Brent and Shane Kinsman take on the roles of twins Nigel and
Kyle, a real handful as the production notes confirm, while
the stand-out performance is from Forrest Landis as Mark,
the kid called FedEx because he does not appear to fit in
with the family and is given his nickname because he must
have been delivered by truck at 10:30 a.m. and not by the
stork.
Well, OK, "Cheaper by the Dozen" rests on a single
concept: that hand-me-downs and busy bathrooms, uptight neighbors
(such as the prim couple with an repressed kid, Dylan), are
not comparable in manufacturing stress to the core issue;
which is, how to show both affection and discipline to offspring
ages 6 to 20, each with his or her own mind. Since the movie
is targeted to the small fry, oh, say from 6 to 12, there
isn't a heck of a lot of made-for-adult undertones. Pratfalls,
as expected, make up the bulk of the comic situations: people
swing on chandeliers and fall from them; the dog (Gunner)
attacks the oldest girl Nora's boyfriend, because the kids
secretly soaked his underwear in a vat of hamburger.

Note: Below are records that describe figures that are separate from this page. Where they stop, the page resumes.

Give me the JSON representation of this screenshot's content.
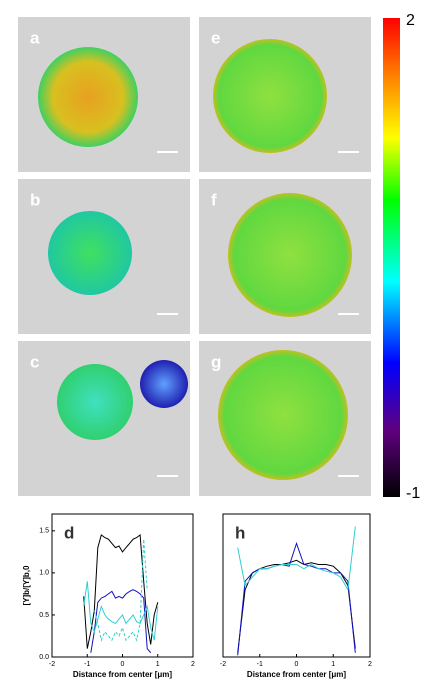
{
  "panels": [
    {
      "label": "a"
    },
    {
      "label": "b"
    },
    {
      "label": "c"
    },
    {
      "label": "e"
    },
    {
      "label": "f"
    },
    {
      "label": "g"
    }
  ],
  "colorbar": {
    "lim": [
      -1,
      2
    ],
    "ticks": [
      2,
      -1
    ]
  },
  "chart_data": [
    {
      "type": "line",
      "label": "d",
      "xlabel": "Distance from center [μm]",
      "ylabel": "[Y]b/[Y]b,0",
      "xlim": [
        -2,
        2
      ],
      "ylim": [
        0,
        1.7
      ],
      "xticks": [
        -2,
        -1,
        0,
        1,
        2
      ],
      "yticks": [
        {
          "value": 0,
          "label": "0.0"
        },
        {
          "value": 0.5,
          "label": "0.5"
        },
        {
          "value": 1,
          "label": "1.0"
        },
        {
          "value": 1.5,
          "label": "1.5"
        }
      ],
      "x": [
        -1.1,
        -1.0,
        -0.9,
        -0.8,
        -0.7,
        -0.6,
        -0.5,
        -0.4,
        -0.3,
        -0.2,
        -0.1,
        0,
        0.1,
        0.2,
        0.3,
        0.4,
        0.5,
        0.6,
        0.7,
        0.8,
        0.9,
        1.0
      ],
      "series": [
        {
          "color": "#000000",
          "dash": false,
          "values": [
            0.72,
            0.1,
            0.3,
            0.55,
            1.3,
            1.45,
            1.42,
            1.4,
            1.35,
            1.3,
            1.32,
            1.25,
            1.3,
            1.35,
            1.4,
            1.42,
            1.45,
            0.9,
            0.4,
            0.15,
            0.5,
            0.65
          ]
        },
        {
          "color": "#1010c0",
          "dash": false,
          "values": [
            null,
            null,
            0.05,
            0.3,
            0.65,
            0.7,
            0.72,
            0.75,
            0.78,
            0.7,
            0.72,
            0.7,
            0.75,
            0.78,
            0.8,
            0.78,
            0.75,
            0.7,
            0.1,
            0.05,
            null,
            null
          ]
        },
        {
          "color": "#30d0d0",
          "dash": false,
          "values": [
            0.6,
            0.9,
            0.4,
            0.3,
            0.45,
            0.6,
            0.5,
            0.45,
            0.42,
            0.4,
            0.45,
            0.5,
            0.4,
            0.45,
            0.5,
            0.42,
            0.4,
            0.5,
            0.6,
            0.35,
            0.2,
            0.6
          ]
        },
        {
          "color": "#30d0d0",
          "dash": true,
          "values": [
            null,
            null,
            null,
            0.55,
            0.4,
            0.2,
            0.3,
            0.25,
            0.2,
            0.3,
            0.25,
            0.35,
            0.2,
            0.25,
            0.3,
            0.2,
            0.4,
            1.4,
            0.8,
            null,
            null,
            null
          ]
        }
      ]
    },
    {
      "type": "line",
      "label": "h",
      "xlabel": "Distance from center [μm]",
      "xlim": [
        -2,
        2
      ],
      "ylim": [
        0,
        1.7
      ],
      "xticks": [
        -2,
        -1,
        0,
        1,
        2
      ],
      "x": [
        -1.6,
        -1.4,
        -1.2,
        -1.0,
        -0.8,
        -0.6,
        -0.4,
        -0.2,
        0,
        0.2,
        0.4,
        0.6,
        0.8,
        1.0,
        1.2,
        1.4,
        1.6
      ],
      "series": [
        {
          "color": "#000000",
          "dash": false,
          "values": [
            0.05,
            0.8,
            1.0,
            1.05,
            1.08,
            1.1,
            1.1,
            1.12,
            1.15,
            1.1,
            1.12,
            1.1,
            1.1,
            1.08,
            1.0,
            0.85,
            0.1
          ]
        },
        {
          "color": "#1010c0",
          "dash": false,
          "values": [
            0.02,
            0.9,
            1.0,
            1.05,
            1.05,
            1.08,
            1.1,
            1.08,
            1.35,
            1.1,
            1.08,
            1.05,
            1.05,
            1.0,
            1.0,
            0.9,
            0.05
          ]
        },
        {
          "color": "#30d0d0",
          "dash": false,
          "values": [
            1.3,
            0.85,
            0.95,
            1.05,
            1.05,
            1.08,
            1.1,
            1.1,
            1.1,
            1.05,
            1.1,
            1.05,
            1.02,
            1.0,
            0.95,
            0.8,
            1.55
          ]
        }
      ]
    }
  ]
}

Pert Bonnie Hunt will hardly pass muster with the cognoscenti
in the audience as a woman who has gone through labor eleven
times, nor does Steve Martin look much like a college football
coach. But Martin, whose Tom Baker character as a frazzled
dad still bewildered by the size of his family and holding
on to a dream does cross the finish line as the sentimental
(but not cloying) paterfamilias whose affection for every
last one in the house is sorely tested and triumphs.